Of course, Frodo doesn’t do this alone. He has the help and support of a whole fellowship (the titular “Fellowship of the Ring” of the first of the three books/films). And in particular, he has the help of his closest friend, Sam, who is always looking out for him. In the climactic scene of the film, Frodo stands inside the volcano, holding the ring out over the lava. All he has to do is drop it. But the Ring of Power, as it has done throughout his journey, beckons him with a seductive call, and he can’t manage to do this one simple final act—the act that will stop a war and save the world. Sam calls out, “Just let it go!” But Frodo can’t.

In case you haven’t seen it, I won’t spoil what happens next. Suffice it to say the ring does ultimately wind up in the lava—but Frodo is left hanging from a rock above the molten lava, clinging on for dear life. He has no strength left. His mission is accomplished. He contemplates letting his life end. But Sam reaches out to him and, in the first words spoken since his last exhortation, he now says, “Don’t you let go!”

I had never noticed this parallelism before, the “Just let it go” and “Don’t you let go” of Sam in this scene. But it struck a deep chord in me on this viewing and I’ve been coming back to it frequently in the months since. Because it encapsulates so simply one of the fundamental discernments we constantly have to make: When do we hold on? And when do we let go?

On deep level, human development can be summarized as living these two questions: From the holding on/clinging that characterizes the relationship between a parent and an infant, to the letting go that happens at the moment of death, grief, and mourning. Like a heartbeat, the stages in between are full of grasping and relaxing, closing and opening our grip, in real and metaphorical ways: in relation to people, things, places, ideas, identities. What do we hold on to? What do we let go? The question pulsates, returning again and again.

One of my favorite prayers in the Yom Kippur liturgy comes in the evening service: Ki Hinei kaChomer, “Like Simple Clay.” The poem, from 12th century France, compares the Jews gathered to pray to raw material in the hands of various tradespeople: clay in the hands of the potter, uncut stone in the hands of the mason, silver in the hands of the smith, etc. The craftsperson chooses what to do: to shape gently, to stretch and mold, to smash, to melt, to crush. “So too are we in Your hand,” the poem says of the Holy One, with a plea to “look to Your Covenant,” remember our relationship, and not give in to baser inclinations.
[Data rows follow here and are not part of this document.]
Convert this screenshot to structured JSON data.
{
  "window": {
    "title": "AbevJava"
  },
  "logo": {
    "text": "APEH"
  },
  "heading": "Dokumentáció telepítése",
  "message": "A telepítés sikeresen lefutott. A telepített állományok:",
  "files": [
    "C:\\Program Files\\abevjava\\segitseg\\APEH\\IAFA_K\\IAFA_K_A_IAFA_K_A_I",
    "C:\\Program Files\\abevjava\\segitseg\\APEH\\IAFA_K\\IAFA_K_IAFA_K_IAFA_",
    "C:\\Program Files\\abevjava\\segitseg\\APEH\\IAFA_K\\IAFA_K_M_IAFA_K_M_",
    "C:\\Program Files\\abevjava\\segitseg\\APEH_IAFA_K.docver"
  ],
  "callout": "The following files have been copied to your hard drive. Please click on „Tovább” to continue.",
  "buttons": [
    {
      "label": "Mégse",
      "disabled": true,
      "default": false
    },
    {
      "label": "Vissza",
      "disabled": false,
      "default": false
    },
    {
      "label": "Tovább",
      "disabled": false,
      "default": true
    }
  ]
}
Many folks, including, most likely, the author of the poem, understand the theology here as something roughly like, “We deserve to be destroyed, but please forgive us and let us live.” If that works for you, abi gezunt as we might say in Yiddish—great! I’ll confess that it doesn’t work so well for me and, if you’re reading this, I expect it might not work so well for you either. So let me offer another way to read it, influenced by the example of Sam and Frodo.

It is not only the Holy One who is the potter holding clay or the ship captain steering the rudder. We are also those people. In every moment, we hold in our hands the raw material of life: our breath, our awareness, our presence. When we “look to the Covenant” and remember the virtues of lovingkindness and compassion—the essence of the 13 Attributes of Mercy which form the core of Yom Kippur—we have the opportunity to adjust our grip: To loosen it where we are holding too tightly, to strengthen it where it has become slack. That invitation/demand is available in every moment, with every breath. It is even more available on Shabbat. And it is especially available on Yom Kippur, Shabbat Shabbaton—an ultimate Shabbat in which we set aside the cares of the world for a day and so that we may abide in our individual and collective presence, and the Divine Presence.

My blessing and prayer for you and all of us, then, is that Yom Kippur be a moment–or, really, a long series of moments–of letting go of what needs to be let go, and holding on to what needs holding. May we emerge from this day rebalanced and renewed in our embrace of life, the world, one another, and the Divine Presence.